İki; tutuklu siyasetçiler. Şu anda bunun için yasaya bile gerek yok. Çoğu haksız yere tutuklular. Mahkemeler bunları serbest bırakabilir. Yani bu bir devlet süreciyse, mahkemeler de devletin mahkemeleriyse artık bu esaret durumuna mahkemelerin son vermesi lazım.
Korucu meselesi; yasa değişikliğine gerek yok. Birçok korucu kadrosu boşaldığında yerine yenilerini almayabilirler. Koruculuk sistemine karşı alternatif bir çalışma başlatabilirler. Hakeza yeni karakollar; bunların ne acelesi var. Savaş biterken karakola niye ihtiyaç var? Askeri amaçlı barajlar; bunların ne acelesi var? Yani savaş bitiyorsa bunlara niye ihtiyaç var? Bunları yapmaması lazım. Burdan başlanabilir. Bir de dil, üslup meselesi var. Siz görüştüğünüz, müzakere ettiğiniz insanlara terörist derseniz, bölücübaşı derseniz halk da der ki sen niye bu teröristlerle görüşüyorsun o zaman?
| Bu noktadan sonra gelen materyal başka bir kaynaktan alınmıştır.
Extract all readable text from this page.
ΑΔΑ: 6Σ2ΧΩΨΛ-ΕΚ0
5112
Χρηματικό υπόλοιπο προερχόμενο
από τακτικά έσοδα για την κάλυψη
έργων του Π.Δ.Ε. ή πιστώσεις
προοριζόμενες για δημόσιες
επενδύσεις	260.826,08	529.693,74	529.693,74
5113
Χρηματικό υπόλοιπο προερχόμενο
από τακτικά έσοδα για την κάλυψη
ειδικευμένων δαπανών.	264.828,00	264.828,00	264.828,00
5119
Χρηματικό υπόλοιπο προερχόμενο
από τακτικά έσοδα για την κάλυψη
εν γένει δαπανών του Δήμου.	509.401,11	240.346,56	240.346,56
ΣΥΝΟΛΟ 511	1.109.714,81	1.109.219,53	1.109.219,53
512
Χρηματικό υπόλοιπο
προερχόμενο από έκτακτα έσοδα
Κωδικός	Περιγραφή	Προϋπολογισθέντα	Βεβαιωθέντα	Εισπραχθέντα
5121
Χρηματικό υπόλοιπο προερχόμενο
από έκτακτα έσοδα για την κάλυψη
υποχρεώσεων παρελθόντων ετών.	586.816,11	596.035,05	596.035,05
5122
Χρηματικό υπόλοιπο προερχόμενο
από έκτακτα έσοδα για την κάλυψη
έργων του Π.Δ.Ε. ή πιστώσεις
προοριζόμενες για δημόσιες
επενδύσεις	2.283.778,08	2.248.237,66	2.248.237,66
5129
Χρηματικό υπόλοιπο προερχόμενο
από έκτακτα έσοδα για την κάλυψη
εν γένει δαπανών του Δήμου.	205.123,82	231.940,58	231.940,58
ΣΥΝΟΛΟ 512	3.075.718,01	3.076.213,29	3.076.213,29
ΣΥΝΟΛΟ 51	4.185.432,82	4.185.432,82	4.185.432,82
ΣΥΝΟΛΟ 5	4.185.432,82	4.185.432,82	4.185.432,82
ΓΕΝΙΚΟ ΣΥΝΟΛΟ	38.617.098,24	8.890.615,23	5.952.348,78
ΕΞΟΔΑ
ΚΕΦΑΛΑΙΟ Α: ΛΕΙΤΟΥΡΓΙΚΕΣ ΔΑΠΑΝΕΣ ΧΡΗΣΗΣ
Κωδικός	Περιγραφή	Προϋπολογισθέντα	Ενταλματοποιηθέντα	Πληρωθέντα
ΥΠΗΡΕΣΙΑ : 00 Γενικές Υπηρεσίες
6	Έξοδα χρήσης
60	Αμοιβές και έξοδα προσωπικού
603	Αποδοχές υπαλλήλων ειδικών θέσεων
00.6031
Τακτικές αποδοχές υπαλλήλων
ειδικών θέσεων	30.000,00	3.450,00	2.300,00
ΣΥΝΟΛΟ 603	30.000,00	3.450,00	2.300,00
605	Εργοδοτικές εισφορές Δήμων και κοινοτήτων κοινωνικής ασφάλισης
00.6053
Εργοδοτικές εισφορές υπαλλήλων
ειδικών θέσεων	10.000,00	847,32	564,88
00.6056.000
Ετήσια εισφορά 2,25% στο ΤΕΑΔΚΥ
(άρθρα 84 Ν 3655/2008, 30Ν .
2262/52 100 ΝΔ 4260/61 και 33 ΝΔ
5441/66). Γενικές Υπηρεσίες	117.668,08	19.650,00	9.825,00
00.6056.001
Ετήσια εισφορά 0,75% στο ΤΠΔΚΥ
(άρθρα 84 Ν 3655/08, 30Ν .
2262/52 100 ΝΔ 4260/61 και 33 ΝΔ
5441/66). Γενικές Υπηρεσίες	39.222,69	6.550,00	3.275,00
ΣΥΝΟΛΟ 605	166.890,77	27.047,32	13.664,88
Dolayısıyla görüşmenin meşruiyeti ortadan kalkar. Üslubun da dilin de değişmesi gerekiyor. Bu pratik değişiklerin hemen yapılması lazım. Bununla birlikte bazı yasal değişiklikler de olmalı. Seçim barajı, toplantı gösteri hakkının genişletilmesi, örgüt üyeliği ve terör tanımının değiştirilmesi, Terörle Mücadele Kanunu’nun kaldırılması, cemevlerine ibadethane statüsü verilerek inanç özgürlüğünün kısmen de olsa sağlanması, eşbaşkanlık sistemi, partilerde lider sultasının ortadan kaldırılması, bütün partilere hazine yardımı verilmesi. Bütün bunlar acilen demokrasi, reform paketlerinde yer alması gereken mevzulardır. Bunlar yapıldıkça siyasetin önü açılır tabii.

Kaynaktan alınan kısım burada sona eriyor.